Construction in 1875 of a branch rail line to Barre led to the rapid development of its nationally significant granite industry, which fabricated stone products valued at nearly four million dollars annually by 1910. Barre village jumped from 1,200 residents in 1880 to some 6,000 residents when it incorporated as a city in 1894, one-third of them foreign born. Barre and Montpelier were connected by streetcar in 1898, and by 1910 Montpelier had 7,800 residents and Barre City almost 11,000. That same year the county counted 1,600 Scottish and more than 2,100 Italian immigrants, mostly working in the granite industries in Barre City and the East Barre area. New neighborhoods of wood-frame housing filled out Barre City and clustered near the quarries. Montpelier, too, added much new housing stock as the rail yards, granite sheds, and wood-products manufactories there thrived. Both cities produced some of the state's most distinguished public buildings of the period, including city halls, firehouses, churches, and even a labor hall.

Outside the cities, Waterbury village gained new prominence with the location of the Vermont State Hospital for the Insane (WA2), and in Northfield slate quarrying got under way, raising its village population to 1,900 in 1910. In the mountain towns, population began dropping, despite increased logging activity. The population of other agricultural towns leveled off and small villages with several hundred residents, such as Cabot, Plainfield, and Waitsfield, remained largely unchanged but for a new town hall or public library. Successful farmers built round barns and some of the last of the great bank barns, particularly in the Mad and Winooski river valleys.

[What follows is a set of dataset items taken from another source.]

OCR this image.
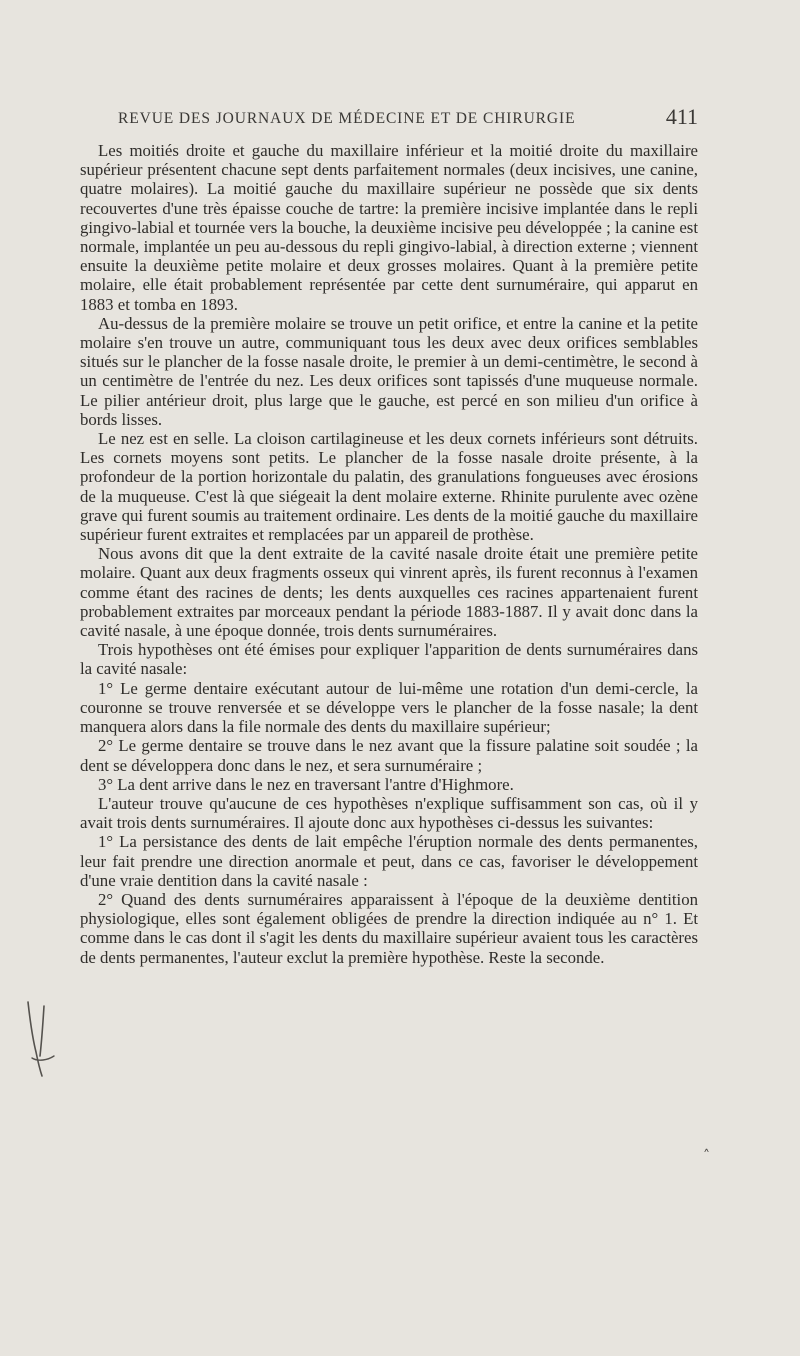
REVUE DES JOURNAUX DE MÉDECINE ET DE CHIRURGIE	411

Les moitiés droite et gauche du maxillaire inférieur et la moitié droite du maxillaire supérieur présentent chacune sept dents parfaitement normales (deux incisives, une canine, quatre molaires). La moitié gauche du maxillaire supérieur ne possède que six dents recouvertes d'une très épaisse couche de tartre: la première incisive implantée dans le repli gingivo-labial et tournée vers la bouche, la deuxième incisive peu développée ; la canine est normale, implantée un peu au-dessous du repli gingivo-labial, à direction externe ; viennent ensuite la deuxième petite molaire et deux grosses molaires. Quant à la première petite molaire, elle était probablement représentée par cette dent surnuméraire, qui apparut en 1883 et tomba en 1893.

Au-dessus de la première molaire se trouve un petit orifice, et entre la canine et la petite molaire s'en trouve un autre, communiquant tous les deux avec deux orifices semblables situés sur le plancher de la fosse nasale droite, le premier à un demi-centimètre, le second à un centimètre de l'entrée du nez. Les deux orifices sont tapissés d'une muqueuse normale. Le pilier antérieur droit, plus large que le gauche, est percé en son milieu d'un orifice à bords lisses.

Le nez est en selle. La cloison cartilagineuse et les deux cornets inférieurs sont détruits. Les cornets moyens sont petits. Le plancher de la fosse nasale droite présente, à la profondeur de la portion horizontale du palatin, des granulations fongueuses avec érosions de la muqueuse. C'est là que siégeait la dent molaire externe. Rhinite purulente avec ozène grave qui furent soumis au traitement ordinaire. Les dents de la moitié gauche du maxillaire supérieur furent extraites et remplacées par un appareil de prothèse.

Nous avons dit que la dent extraite de la cavité nasale droite était une première petite molaire. Quant aux deux fragments osseux qui vinrent après, ils furent reconnus à l'examen comme étant des racines de dents; les dents auxquelles ces racines appartenaient furent probablement extraites par morceaux pendant la période 1883-1887. Il y avait donc dans la cavité nasale, à une époque donnée, trois dents surnuméraires.

Trois hypothèses ont été émises pour expliquer l'apparition de dents surnuméraires dans la cavité nasale:

1° Le germe dentaire exécutant autour de lui-même une rotation d'un demi-cercle, la couronne se trouve renversée et se développe vers le plancher de la fosse nasale; la dent manquera alors dans la file normale des dents du maxillaire supérieur;

2° Le germe dentaire se trouve dans le nez avant que la fissure palatine soit soudée ; la dent se développera donc dans le nez, et sera surnuméraire ;

3° La dent arrive dans le nez en traversant l'antre d'Highmore.

L'auteur trouve qu'aucune de ces hypothèses n'explique suffisamment son cas, où il y avait trois dents surnuméraires. Il ajoute donc aux hypothèses ci-dessus les suivantes:

1° La persistance des dents de lait empêche l'éruption normale des dents permanentes, leur fait prendre une direction anormale et peut, dans ce cas, favoriser le développement d'une vraie dentition dans la cavité nasale :

2° Quand des dents surnuméraires apparaissent à l'époque de la deuxième dentition physiologique, elles sont également obligées de prendre la direction indiquée au n° 1. Et comme dans le cas dont il s'agit les dents du maxillaire supérieur avaient tous les caractères de dents permanentes, l'auteur exclut la première hypothèse. Reste la seconde.

˄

Although local industries remained vibrant through the 1920s, the popularity of the automobile led to the demise of the streetcar and the Montpelier and Wells River Railroad. The Great Depression and World War II closed most local wood-products manufacturing and many granite sheds, and other businesses suffered as well. Farms concentrated on dairying but declined in numbers, and consequently, mid-twentieth-century barns are relatively rare in this portion of the state. Montpelier, though, continued to grow, powered by the twin engines of state government and the National Life Insurance Company. Many Barre City residents moved to the suburbs of Barre Town and Berlin, and their populations nearly doubled between 1960 and 1970. Development in 1949 of Mad River Glen and other ski areas in the Green Mountain National Forest brought out-of-state visitors, and many chose to make homes nearby, bringing much new residential development to the Mad River Valley. Completion of I-89 in 1970 accelerated in-migration, and in 2000 the county reached a new high of 56,000 residents. Central Vermont Hospital located at the Berlin interstate interchange is an important employer. Nearby commercial development now competes with the downtowns of Montpelier and Barre, but both the “Capitol City” and the “Granite City” are adapting to the new retailing, in part by promoting their architectural character. A drive in the hills of Cabot, Calais, East Montpelier, or Plainfield, or through the Mad River Valley, reveals both the remaining active farms and a landscape much as it was a century ago.